Jest taki dzień, gdy marzenia główną rolę grają,
może właśnie tego dnia najchętniej się spełniają?
8 września w świetlicy szkolnej obchodziliśmy Dzień Marzyciela. Tego dnia dzieci mogły nie tylko podzielić się swoimi marzeniami z innymi, ale również z małą pomocą "komputerowych czarów" w szybki sposób je spełnić. Wszystko zaczęło się od wysłuchania od wiersza Juliana Tuwima pt.: "Dyzio marzyciel" i dyskusji, w której padały bardzo trudne pytania o to, czy warto marzyć i co robić, gdy marzenia już się spełnią. Po krótkiej wymianie zdań dzieci przystąpiły do projektowanie chmurek, w których miały umieścić swoje marzenie, a następnie wzięły udział w małej sesji fotograficznej.
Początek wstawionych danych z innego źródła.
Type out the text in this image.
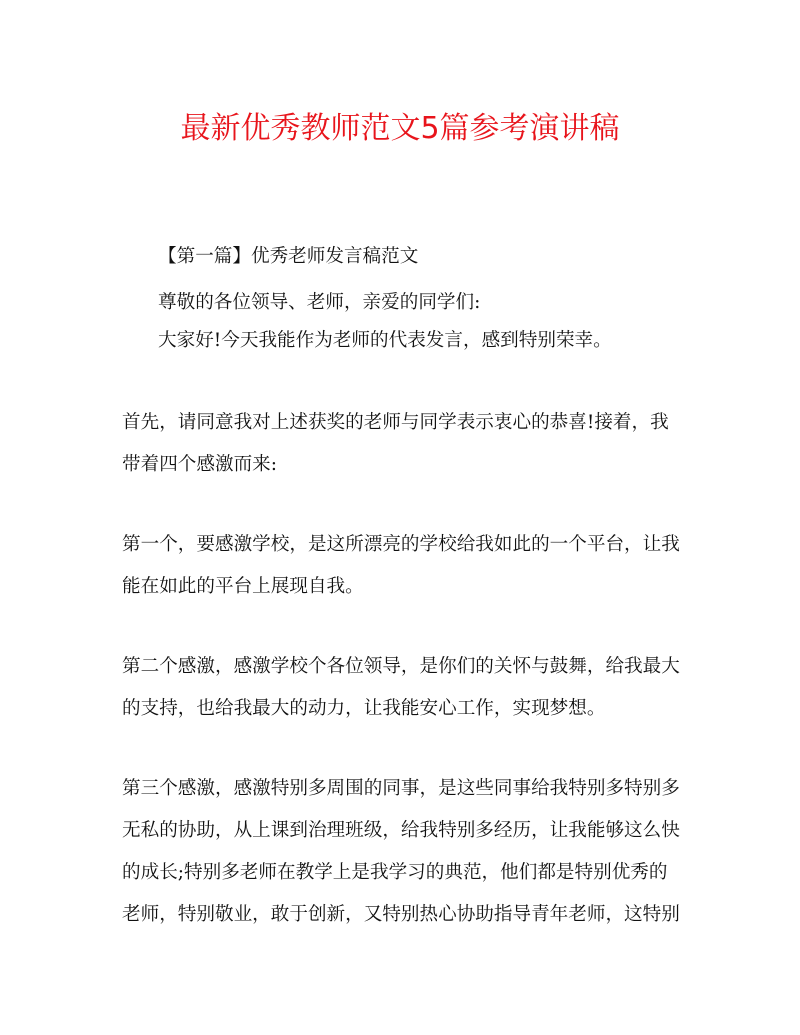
最新优秀教师范文5篇参考演讲稿
【第一篇】优秀老师发言稿范文
尊敬的各位领导、老师，亲爱的同学们:
大家好!今天我能作为老师的代表发言，感到特别荣幸。
首先，请同意我对上述获奖的老师与同学表示衷心的恭喜!接着，我
带着四个感激而来:
第一个，要感激学校，是这所漂亮的学校给我如此的一个平台，让我
能在如此的平台上展现自我。
第二个感激，感激学校个各位领导，是你们的关怀与鼓舞，给我最大
的支持，也给我最大的动力，让我能安心工作，实现梦想。
第三个感激，感激特别多周围的同事，是这些同事给我特别多特别多
无私的协助，从上课到治理班级，给我特别多经历，让我能够这么快
的成长;特别多老师在教学上是我学习的典范，他们都是特别优秀的
老师，特别敬业，敢于创新，又特别热心协助指导青年老师，这特别
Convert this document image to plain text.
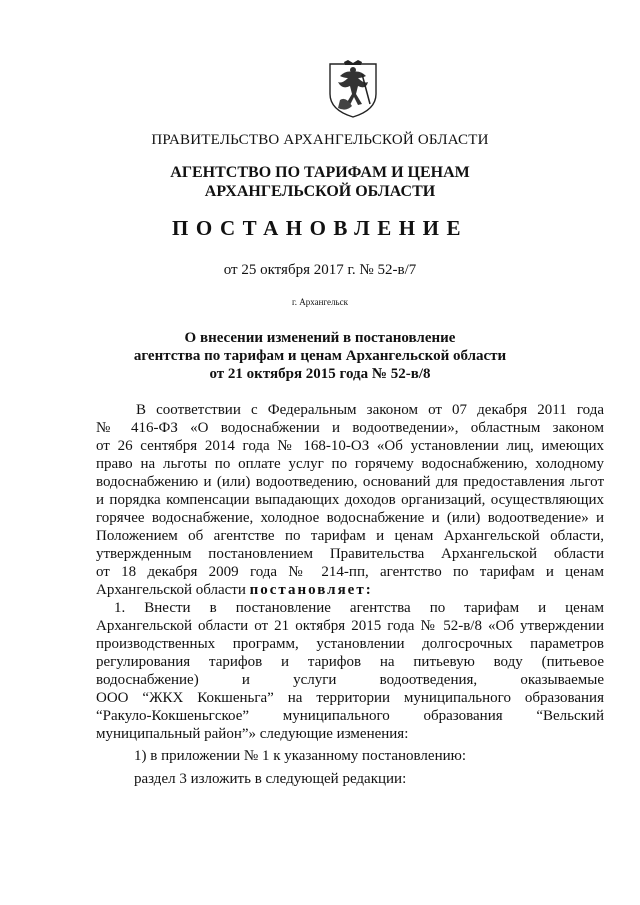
ПРАВИТЕЛЬСТВО АРХАНГЕЛЬСКОЙ ОБЛАСТИ
АГЕНТСТВО ПО ТАРИФАМ И ЦЕНАМ
АРХАНГЕЛЬСКОЙ ОБЛАСТИ
ПОСТАНОВЛЕНИЕ
от 25 октября 2017 г. № 52-в/7
г. Архангельск
О внесении изменений в постановление
агентства по тарифам и ценам Архангельской области
от 21 октября 2015 года № 52-в/8
В соответствии с Федеральным законом от 07 декабря 2011 года
№ 416-ФЗ «О водоснабжении и водоотведении», областным законом
от 26 сентября 2014 года № 168-10-ОЗ «Об установлении лиц, имеющих
право на льготы по оплате услуг по горячему водоснабжению, холодному
водоснабжению и (или) водоотведению, оснований для предоставления льгот
и порядка компенсации выпадающих доходов организаций, осуществляющих
горячее водоснабжение, холодное водоснабжение и (или) водоотведение» и
Положением об агентстве по тарифам и ценам Архангельской области,
утвержденным постановлением Правительства Архангельской области
от 18 декабря 2009 года № 214-пп, агентство по тарифам и ценам
Архангельской области постановляет:
1. Внести в постановление агентства по тарифам и ценам
Архангельской области от 21 октября 2015 года № 52-в/8 «Об утверждении
производственных программ, установлении долгосрочных параметров
регулирования тарифов и тарифов на питьевую воду (питьевое
водоснабжение) и услуги водоотведения, оказываемые
ООО “ЖКХ Кокшеньга” на территории муниципального образования
“Ракуло-Кокшеньгское” муниципального образования “Вельский
муниципальный район”» следующие изменения:
1) в приложении № 1 к указанному постановлению:
раздел 3 изложить в следующей редакции:
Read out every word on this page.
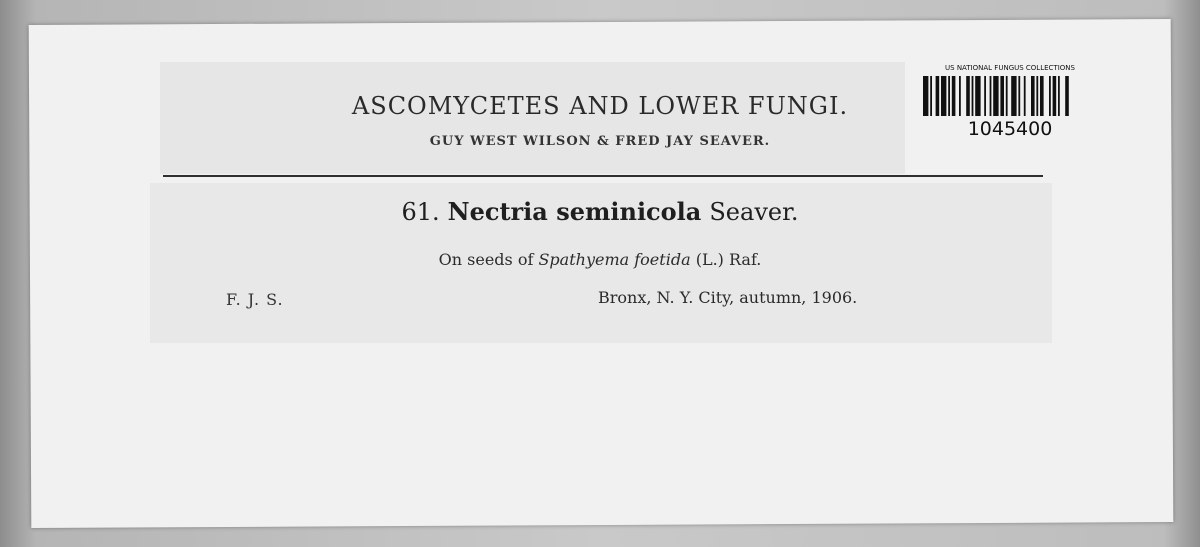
ASCOMYCETES AND LOWER FUNGI.
GUY WEST WILSON & FRED JAY SEAVER.
61. Nectria seminicola Seaver.
On seeds of Spathyema foetida (L.) Raf.
F. J. S.	Bronx, N. Y. City, autumn, 1906.
US NATIONAL FUNGUS COLLECTIONS
1045400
Kolejną czekającą na dzieci atrakcją było wspólne oglądanie filmu animowanego "Sing", po zakończeniu którego dzieci wspólnie uznały, że czasem trzeba pomóc marzeniom w ich spełnieniu. Na zakończenie dnia chętne dzieci mogły zaprojektować swój wymarzony dziedziniec naszej szkoły - różowe okna, zielone drzwi wejściowe i niebieskie ściany - to wizja jednej z małych artystek.
W Dniu Marzyciela nie mogło zabraknąć również "pudełka marzeń", do którego dzieci wrzucały najskrytsze życzenia. Przed końcem roku sprawdzimy, ile z nich się spełniło.